The exhibit, which spans two locations, will be available from January 25th until June 17th. On display in the sixth-floor SCRC gallery will be pulp magazines, notably titles like Weird Tales and Amazing Stories; the typescript of Isaac Asimov's "Strange Playfellow," which introduced readers to one of science fiction's best known characters, Robbie the Robot; and correspondence with figures like Ray Bradbury. The SCRC gallery is open on Monday, Wednesday, and Friday, from 9 a.m. to 5 p.m. and on Tuesday and Thursday, from 9 a.m. to 7 p.m.
SUArt Galleries in the Shaffer Art Building will present a profile of pulp artist Norman Saunders (1907-1989), including ten lush and dramatic Saunders paintings from the university collection. SUArt Galleries is open Tuesday through Sunday, from 11 a.m. to 4:30 p.m., and Thursday, from 11 a.m. to 8 p.m.
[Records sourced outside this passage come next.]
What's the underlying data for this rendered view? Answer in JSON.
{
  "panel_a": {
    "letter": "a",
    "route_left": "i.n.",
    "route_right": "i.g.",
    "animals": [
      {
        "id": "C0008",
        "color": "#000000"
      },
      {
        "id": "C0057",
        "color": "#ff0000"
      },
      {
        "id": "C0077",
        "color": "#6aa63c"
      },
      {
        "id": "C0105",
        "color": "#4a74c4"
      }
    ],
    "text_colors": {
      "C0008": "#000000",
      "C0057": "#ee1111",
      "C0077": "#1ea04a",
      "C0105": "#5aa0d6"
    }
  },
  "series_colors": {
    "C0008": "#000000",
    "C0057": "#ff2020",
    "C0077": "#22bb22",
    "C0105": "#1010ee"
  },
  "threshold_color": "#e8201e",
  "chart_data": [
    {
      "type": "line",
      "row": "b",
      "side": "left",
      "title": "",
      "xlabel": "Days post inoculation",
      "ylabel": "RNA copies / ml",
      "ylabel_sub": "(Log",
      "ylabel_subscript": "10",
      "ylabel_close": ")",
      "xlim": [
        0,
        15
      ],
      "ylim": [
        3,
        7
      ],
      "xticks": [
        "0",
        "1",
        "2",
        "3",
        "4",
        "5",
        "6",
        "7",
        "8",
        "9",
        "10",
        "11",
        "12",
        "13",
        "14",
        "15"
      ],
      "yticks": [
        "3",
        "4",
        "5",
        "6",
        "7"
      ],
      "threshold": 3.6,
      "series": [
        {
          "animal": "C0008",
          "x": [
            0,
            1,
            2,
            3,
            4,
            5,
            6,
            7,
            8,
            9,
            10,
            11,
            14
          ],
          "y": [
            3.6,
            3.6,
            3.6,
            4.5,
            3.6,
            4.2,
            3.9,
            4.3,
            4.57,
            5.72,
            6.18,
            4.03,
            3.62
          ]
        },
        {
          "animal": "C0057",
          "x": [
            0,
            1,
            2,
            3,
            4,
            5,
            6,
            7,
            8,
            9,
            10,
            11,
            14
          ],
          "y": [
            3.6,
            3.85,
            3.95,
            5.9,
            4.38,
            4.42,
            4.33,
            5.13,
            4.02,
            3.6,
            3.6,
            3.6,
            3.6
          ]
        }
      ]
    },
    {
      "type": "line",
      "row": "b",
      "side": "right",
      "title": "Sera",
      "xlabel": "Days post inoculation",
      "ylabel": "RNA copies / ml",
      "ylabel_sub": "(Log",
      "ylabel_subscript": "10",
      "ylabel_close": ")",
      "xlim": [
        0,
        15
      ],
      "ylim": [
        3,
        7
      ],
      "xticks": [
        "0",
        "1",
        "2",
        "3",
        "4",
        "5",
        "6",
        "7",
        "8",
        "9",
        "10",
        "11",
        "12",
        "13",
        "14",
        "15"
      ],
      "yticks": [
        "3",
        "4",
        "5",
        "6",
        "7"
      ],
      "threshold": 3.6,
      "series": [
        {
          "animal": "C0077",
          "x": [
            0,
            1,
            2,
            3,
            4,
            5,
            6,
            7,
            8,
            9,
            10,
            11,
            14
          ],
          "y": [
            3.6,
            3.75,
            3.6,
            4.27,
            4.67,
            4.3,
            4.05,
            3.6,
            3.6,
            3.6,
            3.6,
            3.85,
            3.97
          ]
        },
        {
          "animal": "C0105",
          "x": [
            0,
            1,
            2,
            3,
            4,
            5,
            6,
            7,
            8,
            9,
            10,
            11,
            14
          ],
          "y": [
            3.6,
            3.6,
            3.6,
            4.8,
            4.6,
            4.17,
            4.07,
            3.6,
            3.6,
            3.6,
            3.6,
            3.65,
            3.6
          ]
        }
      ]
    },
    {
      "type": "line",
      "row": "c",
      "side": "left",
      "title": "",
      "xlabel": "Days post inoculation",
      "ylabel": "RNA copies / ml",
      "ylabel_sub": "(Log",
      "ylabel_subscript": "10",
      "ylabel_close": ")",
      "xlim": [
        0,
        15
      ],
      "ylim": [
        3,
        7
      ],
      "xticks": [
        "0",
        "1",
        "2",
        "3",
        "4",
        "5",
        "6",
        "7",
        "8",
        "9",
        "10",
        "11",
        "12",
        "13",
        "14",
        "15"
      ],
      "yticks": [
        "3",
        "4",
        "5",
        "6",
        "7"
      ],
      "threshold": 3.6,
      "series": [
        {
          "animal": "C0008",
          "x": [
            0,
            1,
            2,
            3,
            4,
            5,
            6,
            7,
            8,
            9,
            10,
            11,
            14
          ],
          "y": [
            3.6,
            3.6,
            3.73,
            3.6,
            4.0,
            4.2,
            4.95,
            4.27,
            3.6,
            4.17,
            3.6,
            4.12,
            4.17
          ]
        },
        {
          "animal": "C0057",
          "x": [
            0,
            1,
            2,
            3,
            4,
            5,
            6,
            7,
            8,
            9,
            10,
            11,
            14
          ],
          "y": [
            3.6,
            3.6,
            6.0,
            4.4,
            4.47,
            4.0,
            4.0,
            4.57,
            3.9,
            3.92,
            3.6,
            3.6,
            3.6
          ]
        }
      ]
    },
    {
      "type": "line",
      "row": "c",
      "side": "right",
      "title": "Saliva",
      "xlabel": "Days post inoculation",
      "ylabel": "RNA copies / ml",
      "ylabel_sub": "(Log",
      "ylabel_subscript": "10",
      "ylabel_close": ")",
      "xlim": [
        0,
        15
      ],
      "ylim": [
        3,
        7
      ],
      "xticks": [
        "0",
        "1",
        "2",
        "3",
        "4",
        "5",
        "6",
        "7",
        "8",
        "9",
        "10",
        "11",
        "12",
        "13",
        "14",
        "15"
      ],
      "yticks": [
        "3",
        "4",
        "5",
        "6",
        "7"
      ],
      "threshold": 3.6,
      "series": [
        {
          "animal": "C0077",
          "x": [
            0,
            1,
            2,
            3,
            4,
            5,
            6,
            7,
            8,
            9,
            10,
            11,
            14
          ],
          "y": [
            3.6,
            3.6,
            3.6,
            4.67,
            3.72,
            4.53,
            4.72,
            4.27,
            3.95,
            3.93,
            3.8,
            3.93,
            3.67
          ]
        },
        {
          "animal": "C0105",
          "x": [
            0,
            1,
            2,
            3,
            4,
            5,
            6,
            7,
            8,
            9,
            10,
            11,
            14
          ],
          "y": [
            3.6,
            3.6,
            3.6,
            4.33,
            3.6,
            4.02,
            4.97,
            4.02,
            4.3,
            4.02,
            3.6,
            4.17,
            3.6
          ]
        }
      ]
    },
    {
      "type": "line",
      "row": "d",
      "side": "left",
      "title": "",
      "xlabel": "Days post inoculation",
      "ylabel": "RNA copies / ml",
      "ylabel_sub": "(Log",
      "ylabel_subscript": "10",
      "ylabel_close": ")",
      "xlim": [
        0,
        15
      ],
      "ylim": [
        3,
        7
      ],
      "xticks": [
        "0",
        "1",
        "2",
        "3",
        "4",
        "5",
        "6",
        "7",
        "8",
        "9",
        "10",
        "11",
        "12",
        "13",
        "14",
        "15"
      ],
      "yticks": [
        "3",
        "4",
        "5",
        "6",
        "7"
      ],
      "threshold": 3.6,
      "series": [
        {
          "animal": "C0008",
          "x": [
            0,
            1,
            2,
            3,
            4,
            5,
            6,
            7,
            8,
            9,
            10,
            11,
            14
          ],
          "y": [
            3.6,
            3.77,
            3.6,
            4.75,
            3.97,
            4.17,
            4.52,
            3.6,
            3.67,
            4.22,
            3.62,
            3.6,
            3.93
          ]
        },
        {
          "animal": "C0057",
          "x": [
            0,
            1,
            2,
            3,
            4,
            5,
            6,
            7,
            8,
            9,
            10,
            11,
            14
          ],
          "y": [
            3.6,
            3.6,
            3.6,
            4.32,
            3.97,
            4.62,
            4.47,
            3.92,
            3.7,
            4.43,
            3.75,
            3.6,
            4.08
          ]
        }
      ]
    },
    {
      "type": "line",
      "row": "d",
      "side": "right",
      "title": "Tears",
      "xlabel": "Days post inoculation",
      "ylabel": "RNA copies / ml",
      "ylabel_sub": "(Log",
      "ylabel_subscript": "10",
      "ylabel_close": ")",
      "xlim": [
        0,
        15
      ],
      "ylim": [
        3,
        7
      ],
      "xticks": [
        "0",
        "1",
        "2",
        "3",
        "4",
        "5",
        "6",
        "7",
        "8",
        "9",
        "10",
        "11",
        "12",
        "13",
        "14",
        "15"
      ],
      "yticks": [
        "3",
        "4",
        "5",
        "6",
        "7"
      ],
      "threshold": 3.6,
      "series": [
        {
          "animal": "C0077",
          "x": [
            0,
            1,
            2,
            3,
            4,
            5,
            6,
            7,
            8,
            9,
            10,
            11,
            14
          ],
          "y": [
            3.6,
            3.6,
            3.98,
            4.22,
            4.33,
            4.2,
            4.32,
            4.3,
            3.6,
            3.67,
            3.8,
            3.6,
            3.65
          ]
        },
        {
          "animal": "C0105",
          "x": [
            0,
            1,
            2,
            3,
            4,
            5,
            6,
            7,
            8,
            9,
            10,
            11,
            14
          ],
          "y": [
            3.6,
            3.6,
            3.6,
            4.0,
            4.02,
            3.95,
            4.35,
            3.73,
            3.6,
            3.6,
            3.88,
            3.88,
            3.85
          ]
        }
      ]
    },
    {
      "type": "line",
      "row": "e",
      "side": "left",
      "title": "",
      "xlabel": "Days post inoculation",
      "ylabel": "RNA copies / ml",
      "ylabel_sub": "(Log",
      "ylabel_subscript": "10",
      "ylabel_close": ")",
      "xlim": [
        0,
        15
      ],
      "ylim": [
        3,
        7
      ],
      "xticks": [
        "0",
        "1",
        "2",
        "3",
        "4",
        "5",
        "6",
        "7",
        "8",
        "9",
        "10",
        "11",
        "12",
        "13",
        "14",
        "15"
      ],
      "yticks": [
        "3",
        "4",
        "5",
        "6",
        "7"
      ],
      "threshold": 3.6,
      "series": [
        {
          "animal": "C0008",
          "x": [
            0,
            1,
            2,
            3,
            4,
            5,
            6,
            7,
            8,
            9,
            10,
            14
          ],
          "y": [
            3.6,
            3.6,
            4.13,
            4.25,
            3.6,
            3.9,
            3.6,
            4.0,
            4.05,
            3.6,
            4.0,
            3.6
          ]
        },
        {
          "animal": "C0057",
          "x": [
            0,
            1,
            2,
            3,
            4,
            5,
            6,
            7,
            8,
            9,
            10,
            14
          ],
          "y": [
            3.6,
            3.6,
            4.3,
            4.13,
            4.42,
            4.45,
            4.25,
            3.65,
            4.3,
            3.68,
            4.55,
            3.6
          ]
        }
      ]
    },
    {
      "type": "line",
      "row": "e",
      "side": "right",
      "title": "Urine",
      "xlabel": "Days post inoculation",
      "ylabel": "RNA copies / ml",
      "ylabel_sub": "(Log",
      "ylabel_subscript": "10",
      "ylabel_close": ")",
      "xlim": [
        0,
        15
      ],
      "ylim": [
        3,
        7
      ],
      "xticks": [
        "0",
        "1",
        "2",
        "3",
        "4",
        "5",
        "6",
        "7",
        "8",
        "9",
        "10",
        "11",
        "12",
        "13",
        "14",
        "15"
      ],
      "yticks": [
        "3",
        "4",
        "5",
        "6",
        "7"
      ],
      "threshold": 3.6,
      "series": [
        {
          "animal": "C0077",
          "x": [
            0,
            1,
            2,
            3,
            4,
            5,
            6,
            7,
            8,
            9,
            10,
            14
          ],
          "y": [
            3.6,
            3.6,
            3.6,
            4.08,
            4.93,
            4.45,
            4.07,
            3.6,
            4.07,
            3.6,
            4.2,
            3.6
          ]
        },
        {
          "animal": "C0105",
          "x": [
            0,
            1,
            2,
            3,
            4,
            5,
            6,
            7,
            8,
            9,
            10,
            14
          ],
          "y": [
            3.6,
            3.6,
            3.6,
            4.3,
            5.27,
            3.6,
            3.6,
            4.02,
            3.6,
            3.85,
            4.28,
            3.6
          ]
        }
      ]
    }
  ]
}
Named for the cheap and abundant wood pulp that publishers after 1850 began using to print reading materials for a mass audience, pulp magazines sported eye-catching covers and included detective, adventure, western, horror, romance, and science fiction stories. According to co-curator Sean Quimby, director of SCRC, "This was literature tailored to specific tastes, intended to entertain in predictable ways." He notes that "even while the form of the pulp magazine died by 1960, the concept of pulp lives on in glossy photo-dense magazines, paperback novels, comic books, and film." Quimby maintains that pulp magazines, with their intensely involved readership, "helped make possible contemporary interactive media culture."
Gary Shaheen, a senior vice president at the university's Burton Blatt Institute and a lifelong collector of pulp magazines, co-curated the exhibit. Kingma, Inc., which is owned and operated by Bruce and Susan Kingma, sponsored the exhibit and its accompanying guidebook.